Friday, September 17, 2010

Maud is gone, but not forgotten






So ran the epitaph on my first favorite monument in my first ever cemetery.

Ah, the little cemetery on the edge of the small Midwest town where I came from. Up to that fateful day in May 1970 I had no clue that such places existed. Once I found out about them, I couldn't get enough!

For my Mother, this place was a God-send of tranquility. She could sit in the car and write whilest I wandered along the headstones, drinking in the drama of small town life late 19th century style.
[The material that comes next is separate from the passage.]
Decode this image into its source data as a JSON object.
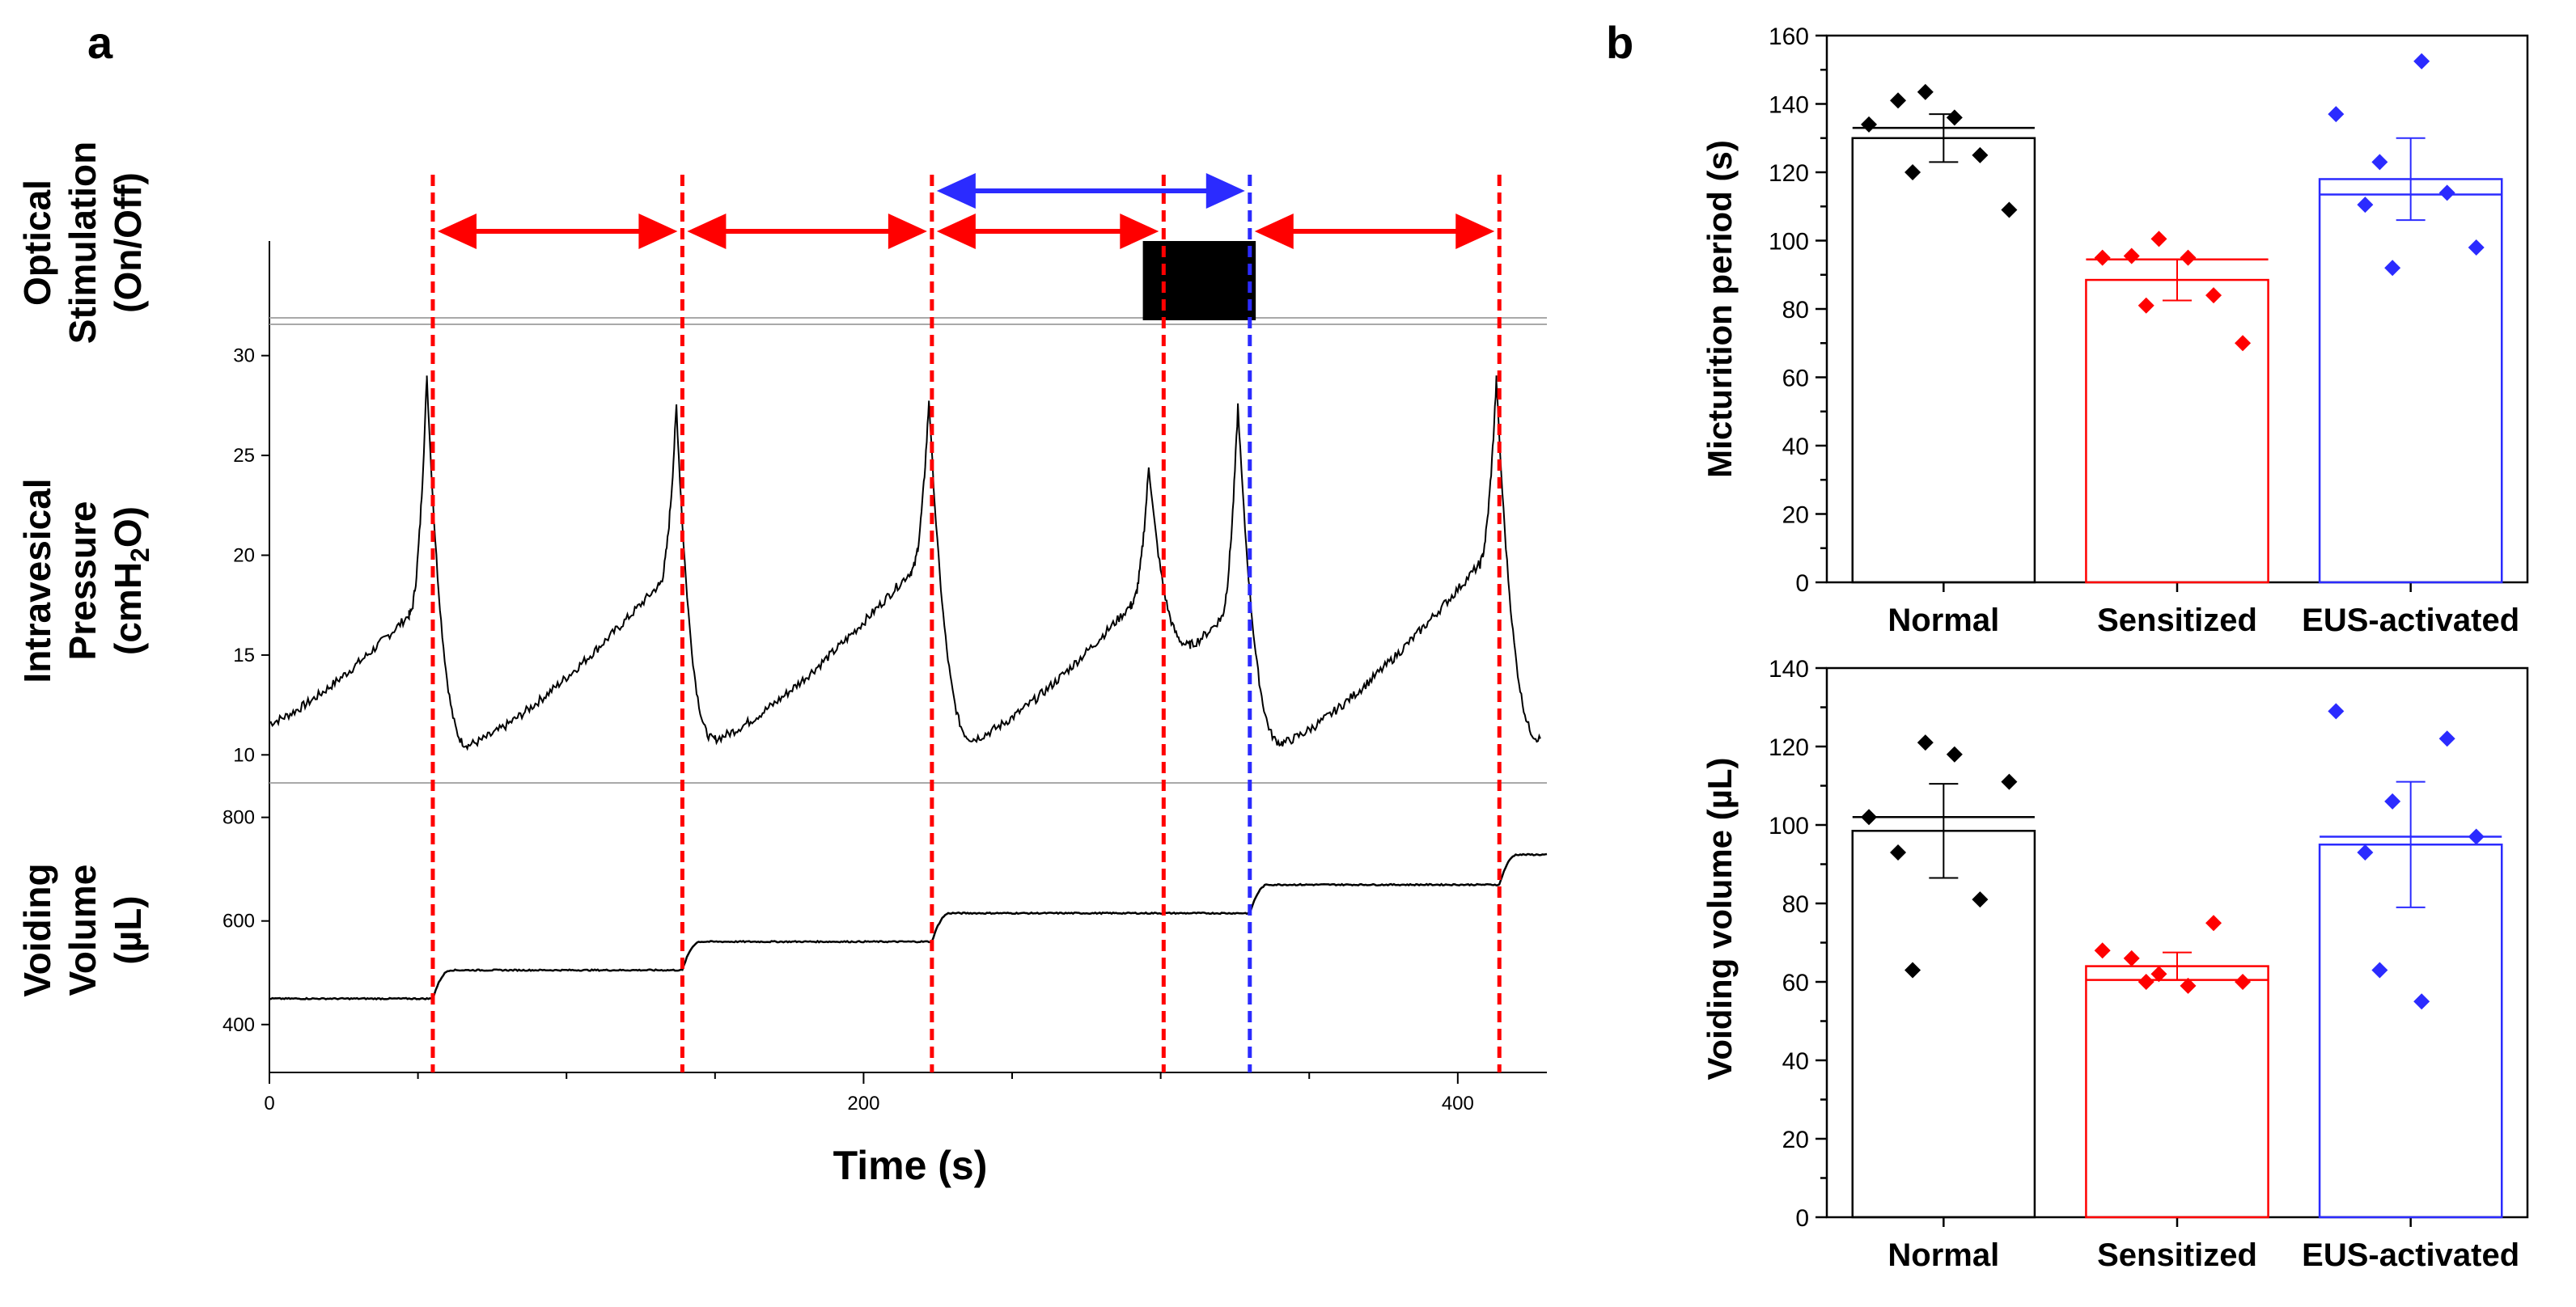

What possible reason could have led the town doctor to construct the one and only mausoleum in the place, grace the door with his name and dates and then, as if an after thought, add the words

"...and his wife."

That's it. That's all she got; "and his wife."

How was it that some folks had only the funeral home provided temp markers to label their final known address? The early ones were constructed of cheap metal with tin letters and numbers. The oldest one I ever found dated to the 1910's.
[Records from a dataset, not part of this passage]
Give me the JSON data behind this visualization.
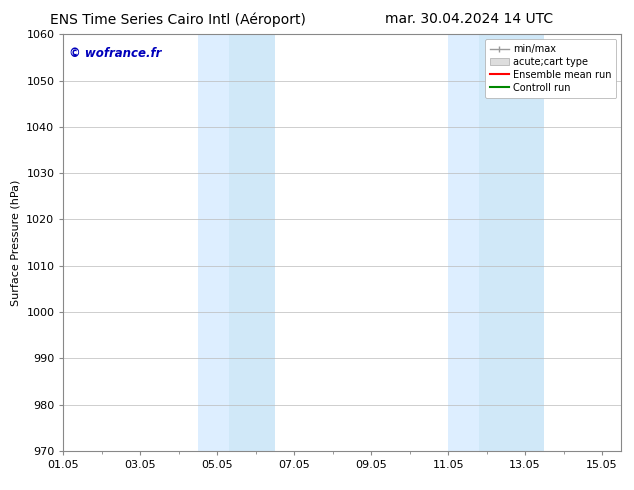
{
  "title_left": "ENS Time Series Cairo Intl (Aéroport)",
  "title_right": "mar. 30.04.2024 14 UTC",
  "ylabel": "Surface Pressure (hPa)",
  "ylim": [
    970,
    1060
  ],
  "yticks": [
    970,
    980,
    990,
    1000,
    1010,
    1020,
    1030,
    1040,
    1050,
    1060
  ],
  "xlim_min": 0.0,
  "xlim_max": 14.5,
  "xtick_labels": [
    "01.05",
    "03.05",
    "05.05",
    "07.05",
    "09.05",
    "11.05",
    "13.05",
    "15.05"
  ],
  "xtick_positions": [
    0,
    2,
    4,
    6,
    8,
    10,
    12,
    14
  ],
  "shaded_bands": [
    {
      "x_start": 3.5,
      "x_end": 4.3,
      "color": "#ddeeff"
    },
    {
      "x_start": 4.3,
      "x_end": 5.5,
      "color": "#cce0f5"
    },
    {
      "x_start": 10.0,
      "x_end": 10.8,
      "color": "#ddeeff"
    },
    {
      "x_start": 10.8,
      "x_end": 12.5,
      "color": "#cce0f5"
    }
  ],
  "watermark_text": "© wofrance.fr",
  "watermark_color": "#0000bb",
  "background_color": "#ffffff",
  "plot_bg_color": "#ffffff",
  "grid_color": "#bbbbbb",
  "legend_entries": [
    {
      "label": "min/max"
    },
    {
      "label": "acute;cart type"
    },
    {
      "label": "Ensemble mean run"
    },
    {
      "label": "Controll run"
    }
  ],
  "title_fontsize": 10,
  "axis_fontsize": 8,
  "tick_fontsize": 8,
  "legend_fontsize": 7
}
I wonder if it is still there, bravely battling the Midwest elements or if a mowing machine has taken it out?

The number of short graves in that cemetery were considerable. Late summer and late winter seemed to be the worst times of the year for babies and toddlers. A cluster of death dates within the same month spoke of an epidemic that swept through the region. Whooping cough? Diphtheria?







Sometimes a family would lose their children within days of one another as shown above. George died first on December 7, 1888. His sister Fannie followed him 2 weeks later on December 20.

So what caused little Maud to join the "silent city on the hill" nearly 10 years later in 1896? She was four years old that October. A late season round of whooping cough? An accident on the family farm perhaps? Her stone offers no explanation beyond the promise that while she was now absent from the family circle, she was "not forgotten."

Over 100 years later, she is still not forgotten. I've carried her memory for nigh 40 years. And now, so can you.